Rep. Peter DeFazio (D-Ore.), chairman of the House Subcommittee on Highways and Transit, said some of the lease-to-own agreements between carriers and independent drayage truckers may violate federal law.
“I think we’ve got a problem here, and we’re going to delve into it,” DeFazio said at a May 5 hearing assessing progress on the clean trucks plans at the two Southern California ports, the nation’s largest ports complex.
The committee did not identify which carriers were negotiating the leases, nor did committee members say how widespread they believed the lease agreements have become.
Officials for both ports told the subcommittee that because of greater-than-anticipated investment from both the private and public sectors, “clean trucks” now move more than 85% of cargo containers passing through the ports.
As a result, officials said, they are years ahead of their diesel emissions reduction goals.
However, Rep. James Oberstar (D-Minn.), chairman of the House Transportation Committee, expressed concerns over whether motor carriers that hire independent drivers actually are paying for the cleaner new trucks — or requiring some of those drivers to foot the bill.
“Independent drivers have entered into lease agreements with motor carriers to be able to operate these new trucks, the terms of which require drivers to pay the full cost of these new trucks without having ownership over the truck,” Oberstar said.
“It is not clear whether any of the public subsidies or higher rates paid by shippers are being passed through to drivers by carriers,” Oberstar said. “One of the issues the committee will explore is who has ultimately paid for the new clean trucks deployed at the ports.”
Currently, the Port of Los Angeles’ plan is being challenged in court by American Trucking Associations because it would ban owner-operators from performing drayage.

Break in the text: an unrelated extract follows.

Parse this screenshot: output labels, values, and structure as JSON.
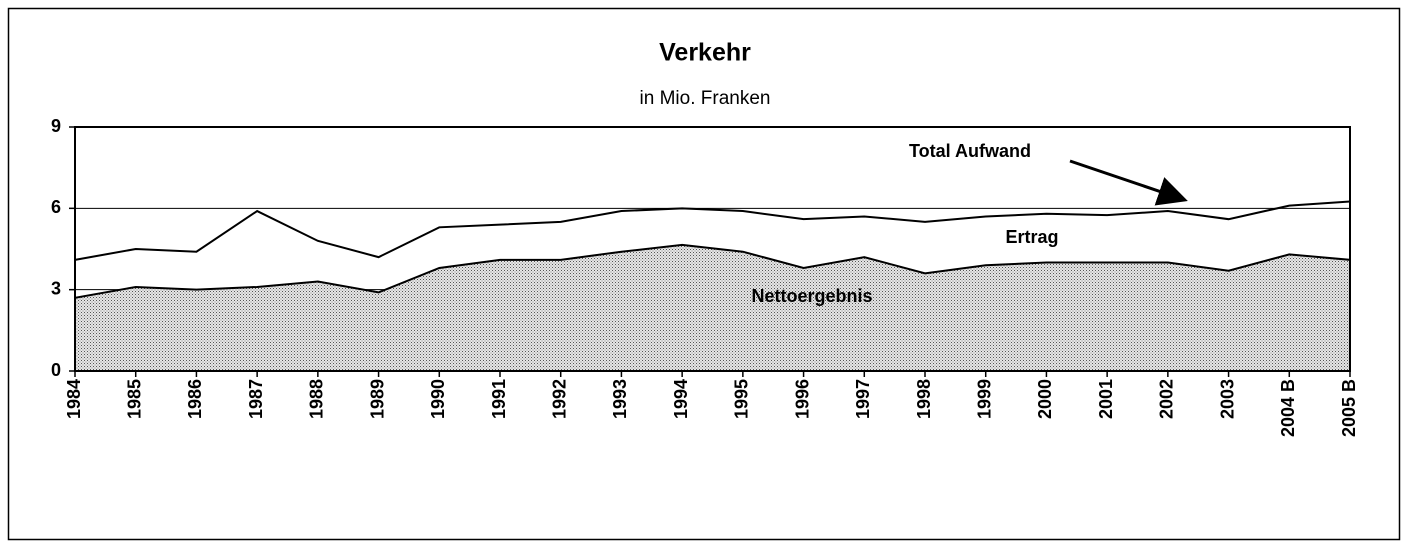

“The clean trucks programs at the ports of Los Angeles and Long Beach have accomplished impressive results without concession requirements, reducing truck pollution by 80% almost three years ahead of schedule,” Robert Digges, ATA vice president and chief counsel, told the subcommittee. He added that more than 6,500 clean trucks “now serve the ports, and most of the new fleets were financed with private — not public or port — funding.”
However, as the plan is undergoing a constitutional challenge in federal court, a letter signed by 79 members of Congress calls for a legislative change in the Federal Aviation Administration Authorization Act of 1994, which currently restricts the ability of state and local entities to regulate trucking companies.

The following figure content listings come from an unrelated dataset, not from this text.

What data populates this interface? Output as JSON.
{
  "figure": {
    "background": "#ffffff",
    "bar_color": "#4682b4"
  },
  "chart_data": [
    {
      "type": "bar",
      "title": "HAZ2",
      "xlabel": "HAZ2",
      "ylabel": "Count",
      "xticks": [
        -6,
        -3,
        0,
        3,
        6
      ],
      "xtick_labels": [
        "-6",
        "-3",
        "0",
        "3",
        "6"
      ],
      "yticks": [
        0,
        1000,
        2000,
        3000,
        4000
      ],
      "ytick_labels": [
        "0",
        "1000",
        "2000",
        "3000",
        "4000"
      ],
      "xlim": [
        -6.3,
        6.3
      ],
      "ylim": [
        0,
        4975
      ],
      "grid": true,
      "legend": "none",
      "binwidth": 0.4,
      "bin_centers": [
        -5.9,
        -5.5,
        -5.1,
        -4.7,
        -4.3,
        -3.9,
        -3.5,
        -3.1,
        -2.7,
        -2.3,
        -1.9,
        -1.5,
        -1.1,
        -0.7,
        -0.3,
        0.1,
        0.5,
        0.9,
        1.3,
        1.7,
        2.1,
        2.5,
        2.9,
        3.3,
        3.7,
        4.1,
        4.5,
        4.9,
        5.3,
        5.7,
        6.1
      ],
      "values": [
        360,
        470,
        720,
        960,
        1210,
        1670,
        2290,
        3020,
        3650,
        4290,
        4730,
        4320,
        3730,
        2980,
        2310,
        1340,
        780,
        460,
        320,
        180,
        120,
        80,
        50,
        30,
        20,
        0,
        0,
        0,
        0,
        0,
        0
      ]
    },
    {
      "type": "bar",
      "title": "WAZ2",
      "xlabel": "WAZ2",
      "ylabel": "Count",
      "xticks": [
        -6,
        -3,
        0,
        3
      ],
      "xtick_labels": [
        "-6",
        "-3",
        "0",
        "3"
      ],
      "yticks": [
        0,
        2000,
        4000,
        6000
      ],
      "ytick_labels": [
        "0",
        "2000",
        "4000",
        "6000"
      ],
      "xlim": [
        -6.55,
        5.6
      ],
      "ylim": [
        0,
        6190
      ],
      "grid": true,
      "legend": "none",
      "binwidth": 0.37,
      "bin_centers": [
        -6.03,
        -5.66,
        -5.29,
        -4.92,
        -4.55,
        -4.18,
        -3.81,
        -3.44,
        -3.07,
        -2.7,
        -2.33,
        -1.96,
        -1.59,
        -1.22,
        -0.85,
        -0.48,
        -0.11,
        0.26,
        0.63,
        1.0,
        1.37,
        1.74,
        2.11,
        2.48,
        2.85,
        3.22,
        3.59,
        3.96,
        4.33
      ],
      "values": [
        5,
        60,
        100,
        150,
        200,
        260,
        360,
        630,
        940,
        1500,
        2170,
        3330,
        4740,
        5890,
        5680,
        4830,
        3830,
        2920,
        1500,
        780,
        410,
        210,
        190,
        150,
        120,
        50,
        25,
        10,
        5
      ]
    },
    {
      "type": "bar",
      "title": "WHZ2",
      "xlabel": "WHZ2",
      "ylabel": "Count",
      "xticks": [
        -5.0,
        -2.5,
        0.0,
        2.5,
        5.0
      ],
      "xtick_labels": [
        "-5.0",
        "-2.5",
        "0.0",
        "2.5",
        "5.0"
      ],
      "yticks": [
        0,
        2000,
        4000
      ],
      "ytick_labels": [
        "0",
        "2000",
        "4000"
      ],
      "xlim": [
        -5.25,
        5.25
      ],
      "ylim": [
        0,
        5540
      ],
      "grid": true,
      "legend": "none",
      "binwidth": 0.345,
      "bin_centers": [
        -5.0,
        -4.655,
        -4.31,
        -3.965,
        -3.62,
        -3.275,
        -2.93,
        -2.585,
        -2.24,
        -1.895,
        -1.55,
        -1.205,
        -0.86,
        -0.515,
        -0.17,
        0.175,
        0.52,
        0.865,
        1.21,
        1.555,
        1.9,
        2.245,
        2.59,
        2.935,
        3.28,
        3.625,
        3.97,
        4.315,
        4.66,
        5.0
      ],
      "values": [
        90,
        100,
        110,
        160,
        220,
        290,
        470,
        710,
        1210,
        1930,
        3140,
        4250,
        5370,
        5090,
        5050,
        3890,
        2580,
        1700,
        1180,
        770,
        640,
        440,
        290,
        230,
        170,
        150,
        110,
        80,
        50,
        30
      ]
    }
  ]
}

The members said that ports should be given more control over enforcing their environmental and safety requirements.
Jose Covarrubias, a port truck driver, told the committee that he “had no choice but to lease a new truck” to get hired by one of the motor carriers.

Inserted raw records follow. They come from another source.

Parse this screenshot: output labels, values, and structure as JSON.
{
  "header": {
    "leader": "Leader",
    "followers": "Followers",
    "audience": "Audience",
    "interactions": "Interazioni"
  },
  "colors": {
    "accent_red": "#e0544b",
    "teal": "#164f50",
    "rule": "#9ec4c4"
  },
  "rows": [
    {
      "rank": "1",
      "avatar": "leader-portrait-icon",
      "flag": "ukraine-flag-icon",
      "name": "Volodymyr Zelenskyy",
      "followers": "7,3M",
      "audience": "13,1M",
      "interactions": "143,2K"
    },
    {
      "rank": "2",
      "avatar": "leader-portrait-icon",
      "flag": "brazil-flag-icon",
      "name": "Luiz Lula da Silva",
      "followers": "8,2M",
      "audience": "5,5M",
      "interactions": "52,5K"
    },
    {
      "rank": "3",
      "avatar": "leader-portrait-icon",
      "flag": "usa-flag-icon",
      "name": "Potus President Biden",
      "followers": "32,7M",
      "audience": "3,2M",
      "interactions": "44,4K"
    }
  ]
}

He said he could not afford to buy a new clean truck on his own.
The lease required him to pay every week $415 for the lease, $226 for registration, $118 for insurance, $142 in other fees and taxes and $20 to park the company’s truck in the company’s yard, a requirement.
“Why did I and thousands of other port truck drivers do this?” Covarrubias asked.
One reason, Covarrubias explained, was that he was “desperate and needed the money.”
But even with the new truck, the port truck driver said, he was working 50 to 60 hours a week and brought home as little as $96.12 one week.
“After getting a check where I owed the company money, I decided I had no choice but to stop leasing the truck,” Covarrubias said. “Because I was never recognized as an employee, I wasn’t even able to apply for unemployment.”
However, Fredrick Johring, owner of Golden State Express, Rancho Dominguez, Calif., said the program gave some independent owner-operators the chance to buy low-emission trucks through the lease-to-purchase agreements with carriers with little or no money down even in a struggling economy.
“Owner-operators are building equity in their trucks month by month and at the end of their purchase agreements, usually five or six years, they will own their trucks,” Johring said.
But Fred Potter, vice president and port division director for the Teamster union, called the lease arrangement a “scam.”
“Rather than invest in equipment themselves, the industry makes leasing or owning a truck a condition of employment, thereby shifting the burden of capital investment to individual workers,” Potter told the subcommittee. “This system is wrong.”